I started school today. For my third-year students I have an activity where we look at how much each class session costs them. We divide tuition (about ¥1.2 million, or US$14,000) by the number of classes in a year (usually around 400, each 90 minutes). They usually guess pretty closely to the ¥3,000 ($35) price for each session. But then we add room and board (another ¥1 million) and lost opportunity costs. We define those as if they could work their part-time jobs 40 hours a week, instead of studying. That adds another ¥2.4 million, more than tripling the per-class cost to a total of more than ¥11,000. That is about $130 per 90-minute session. For each student. Sure, I explain they also get the office staff, the library, our Boston Campus, and 3 other retreat centers, the Career Advisory staff, etc, etc,. But they get the idea.

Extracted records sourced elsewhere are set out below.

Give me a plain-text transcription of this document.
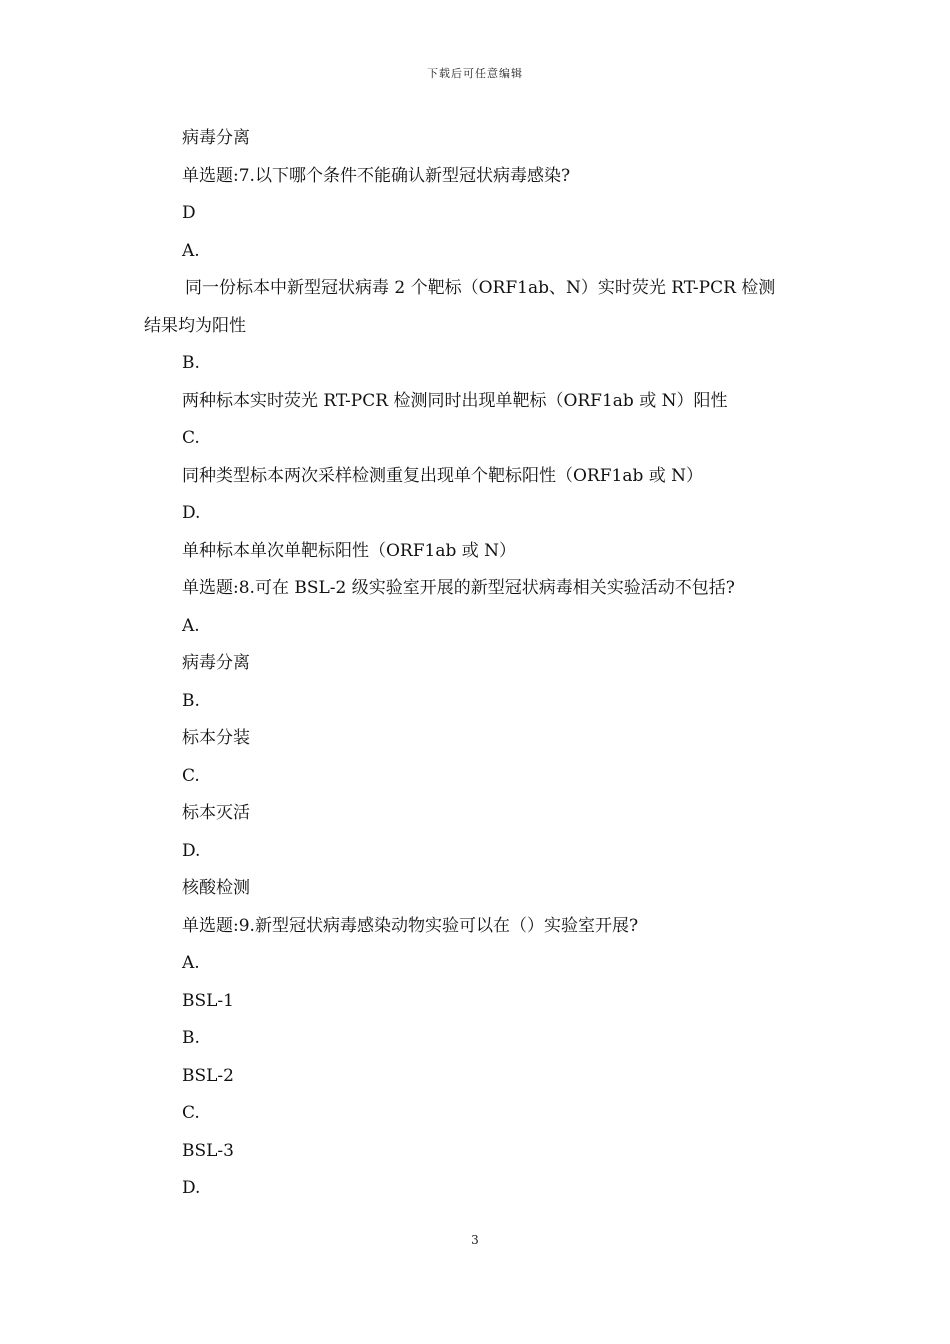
下载后可任意编辑
病毒分离
单选题:7.以下哪个条件不能确认新型冠状病毒感染?
D
A.
同一份标本中新型冠状病毒 2 个靶标（ORF1ab、N）实时荧光 RT-PCR 检测
结果均为阳性
B.
两种标本实时荧光 RT-PCR 检测同时出现单靶标（ORF1ab 或 N）阳性
C.
同种类型标本两次采样检测重复出现单个靶标阳性（ORF1ab 或 N）
D.
单种标本单次单靶标阳性（ORF1ab 或 N）
单选题:8.可在 BSL-2 级实验室开展的新型冠状病毒相关实验活动不包括?
A.
病毒分离
B.
标本分装
C.
标本灭活
D.
核酸检测
单选题:9.新型冠状病毒感染动物实验可以在（）实验室开展?
A.
BSL-1
B.
BSL-2
C.
BSL-3
D.
3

Unfortunately, it didn’t last too long. At the end of the class, I gave the students the option of using their laptop computers in class with our new wireless system, or the other option of a paper-only class. I told them web-based activities would be more interesting, and that they could learn much more, and more quickly. Most thought that carrying their laptop into school was too much of a burden. So we are using paper. (I have 3 classes where they don’t get the option, they HAVE to bring their laptops. At least they will get some muscle tone.)
Because of the electric situation, we will be finishing our semester 2 weeks early, just ast he really hot weather kicks in, and the air conditioner usage surges, causing rolling blackouts (but not in our area). I think it may have been that the university saw everyone else getting a late start, and wanted to get in on the inaction. The students cheered when they heard the news. So we have both administration and students working the system to get something for nothing, or, more accurately, less for the same.
I find it so hard not to just go along.